Andrew Albert, Chair of the Transit Riders’ Council in the City, a rider-representative at the MTA Board, and Vice-Chair of the Rail Users’ Network (RUN), recited a lengthy litany of the benefits that the toll has brought to the City. He told Railway Age: “It’s a success in just about every way you can imagine. One year later, traffic is down 11%, which is 27 million fewer vehicles entering the congestion zone, crossing speeds to get across town are up by as much as 51%, transit ridership is up 7%, pollution is down 22%, crashes are down 7%, traffic injuries are down 8%, and the Manhattan economy is thriving. It has been the best year for office leasing in 23 years, foot traffic is up by 6%, sales tax receipts are up by more 6%, and it was the best Broadway theater season in years, the second-highest in Broadway history.
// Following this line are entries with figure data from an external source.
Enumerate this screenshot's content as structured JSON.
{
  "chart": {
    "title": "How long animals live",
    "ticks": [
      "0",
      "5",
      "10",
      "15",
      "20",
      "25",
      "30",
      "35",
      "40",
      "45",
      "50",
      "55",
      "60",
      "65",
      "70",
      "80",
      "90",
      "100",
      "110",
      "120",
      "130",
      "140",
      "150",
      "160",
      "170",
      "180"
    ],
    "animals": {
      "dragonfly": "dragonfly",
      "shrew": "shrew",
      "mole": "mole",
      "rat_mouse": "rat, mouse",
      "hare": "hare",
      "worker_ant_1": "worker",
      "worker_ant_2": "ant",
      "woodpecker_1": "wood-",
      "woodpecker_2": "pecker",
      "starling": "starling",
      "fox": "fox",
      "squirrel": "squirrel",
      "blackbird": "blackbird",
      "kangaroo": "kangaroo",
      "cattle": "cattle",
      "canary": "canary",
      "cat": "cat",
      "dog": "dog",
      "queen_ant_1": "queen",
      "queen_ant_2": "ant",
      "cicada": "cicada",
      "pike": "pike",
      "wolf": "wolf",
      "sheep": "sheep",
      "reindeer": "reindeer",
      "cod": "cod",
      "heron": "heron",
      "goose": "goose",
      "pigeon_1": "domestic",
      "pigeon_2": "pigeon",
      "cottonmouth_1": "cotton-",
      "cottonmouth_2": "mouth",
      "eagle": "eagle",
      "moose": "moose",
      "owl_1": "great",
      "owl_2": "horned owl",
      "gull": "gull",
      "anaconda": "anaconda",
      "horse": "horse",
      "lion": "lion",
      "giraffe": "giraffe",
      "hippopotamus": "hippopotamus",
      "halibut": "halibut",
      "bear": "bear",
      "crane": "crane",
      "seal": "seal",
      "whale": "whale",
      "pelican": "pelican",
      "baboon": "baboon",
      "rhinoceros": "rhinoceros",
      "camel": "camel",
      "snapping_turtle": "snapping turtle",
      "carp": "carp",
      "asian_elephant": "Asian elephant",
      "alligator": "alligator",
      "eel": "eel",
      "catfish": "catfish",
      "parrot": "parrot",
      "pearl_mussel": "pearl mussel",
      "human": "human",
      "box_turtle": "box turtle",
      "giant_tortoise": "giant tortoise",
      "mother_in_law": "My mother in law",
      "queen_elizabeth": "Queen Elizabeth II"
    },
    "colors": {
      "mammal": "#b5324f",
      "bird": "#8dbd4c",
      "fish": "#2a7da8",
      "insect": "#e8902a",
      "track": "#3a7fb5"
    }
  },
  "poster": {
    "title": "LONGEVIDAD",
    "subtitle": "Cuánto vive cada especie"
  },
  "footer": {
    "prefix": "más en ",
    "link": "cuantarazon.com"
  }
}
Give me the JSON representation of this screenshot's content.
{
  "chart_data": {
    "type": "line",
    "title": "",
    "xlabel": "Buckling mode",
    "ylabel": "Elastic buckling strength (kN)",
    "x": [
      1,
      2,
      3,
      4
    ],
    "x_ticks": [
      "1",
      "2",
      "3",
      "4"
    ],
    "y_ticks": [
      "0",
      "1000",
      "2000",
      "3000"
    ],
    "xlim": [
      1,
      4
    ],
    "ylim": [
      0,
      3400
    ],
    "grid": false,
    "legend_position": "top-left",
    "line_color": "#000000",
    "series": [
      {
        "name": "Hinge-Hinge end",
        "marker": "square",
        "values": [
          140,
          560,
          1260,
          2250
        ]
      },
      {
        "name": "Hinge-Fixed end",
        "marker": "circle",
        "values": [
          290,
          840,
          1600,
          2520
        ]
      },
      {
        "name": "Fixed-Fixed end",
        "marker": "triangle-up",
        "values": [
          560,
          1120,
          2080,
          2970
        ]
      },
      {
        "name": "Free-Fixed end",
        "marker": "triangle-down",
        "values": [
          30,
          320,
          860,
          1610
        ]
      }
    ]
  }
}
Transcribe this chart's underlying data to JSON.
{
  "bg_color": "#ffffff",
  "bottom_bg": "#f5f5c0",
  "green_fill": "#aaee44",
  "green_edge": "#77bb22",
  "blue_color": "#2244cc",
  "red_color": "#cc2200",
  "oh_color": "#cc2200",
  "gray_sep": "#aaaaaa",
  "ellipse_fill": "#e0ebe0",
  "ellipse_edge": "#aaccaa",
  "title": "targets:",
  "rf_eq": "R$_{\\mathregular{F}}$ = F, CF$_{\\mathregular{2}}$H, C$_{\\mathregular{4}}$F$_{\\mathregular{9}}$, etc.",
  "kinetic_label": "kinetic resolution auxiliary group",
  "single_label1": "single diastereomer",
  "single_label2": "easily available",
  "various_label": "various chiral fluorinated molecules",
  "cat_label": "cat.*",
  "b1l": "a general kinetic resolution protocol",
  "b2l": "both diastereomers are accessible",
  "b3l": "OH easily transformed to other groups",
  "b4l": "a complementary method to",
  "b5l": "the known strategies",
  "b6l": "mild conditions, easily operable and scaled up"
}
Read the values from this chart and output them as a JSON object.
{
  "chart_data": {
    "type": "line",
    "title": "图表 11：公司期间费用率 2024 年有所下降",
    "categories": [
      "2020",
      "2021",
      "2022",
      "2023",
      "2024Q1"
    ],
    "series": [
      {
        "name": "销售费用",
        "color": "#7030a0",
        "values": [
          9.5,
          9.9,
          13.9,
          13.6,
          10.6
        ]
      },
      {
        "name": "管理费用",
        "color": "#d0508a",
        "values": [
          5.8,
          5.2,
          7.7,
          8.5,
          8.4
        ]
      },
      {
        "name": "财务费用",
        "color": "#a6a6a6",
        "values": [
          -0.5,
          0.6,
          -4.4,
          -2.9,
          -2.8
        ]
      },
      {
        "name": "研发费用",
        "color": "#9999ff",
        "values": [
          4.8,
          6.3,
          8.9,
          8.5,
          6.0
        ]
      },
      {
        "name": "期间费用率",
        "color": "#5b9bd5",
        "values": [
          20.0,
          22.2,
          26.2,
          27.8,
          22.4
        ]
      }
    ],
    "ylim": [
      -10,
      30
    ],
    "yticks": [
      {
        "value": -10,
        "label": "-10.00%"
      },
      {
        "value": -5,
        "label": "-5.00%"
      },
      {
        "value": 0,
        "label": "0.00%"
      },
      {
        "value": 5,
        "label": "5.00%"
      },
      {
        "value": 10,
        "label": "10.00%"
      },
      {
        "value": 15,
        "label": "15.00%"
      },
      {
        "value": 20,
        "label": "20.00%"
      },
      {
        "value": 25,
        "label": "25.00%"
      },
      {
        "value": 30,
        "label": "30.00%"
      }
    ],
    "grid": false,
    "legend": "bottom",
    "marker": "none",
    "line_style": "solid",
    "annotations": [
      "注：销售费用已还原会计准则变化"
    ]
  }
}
All the predictions of doom, that nobody would come into the City any more, were reversed. It’s brought in even more than the predicted money for the MTA’s capital program.” Regarding New Jersey, Albert said: “When did you ever remember listening to traffic reports say that wait times for the Holland and Lincoln Tunnels are 15 minutes, but that’s what you hear these days.”
I visited the tolling zone on several occasions during the past year, often taking the #20 and other buses between Penn Station (after arriving on an NJ Transit train) and destinations such as the Upper West Side, the Village, the Lower East Side, Chinatown, and the Financial District. Sometimes the buses got stuck in traffic much as they had before the toll was implemented, but those instances were relatively rare. More often, there were fewer vehicles on the streets, so the buses moved faster and were more likely to stay on schedule. Buses on Manhattan’s streets are often slow, but they’re not as slow when fewer other vehicles of all types clog the streets and get in their way. That’s a good result for riders, for drivers (for buses and private vehicles) and, apparently, for everybody else, too.
After 25 articles a year or two ago and this long update, it will be good to put this topic in the rear-view mirror, so to speak. It has been an interesting year riding buses in Manhattan and feeling them move faster than they had before, most of the time, anyway. Still, the subways are faster, and it will be good to ride all over the City on them again.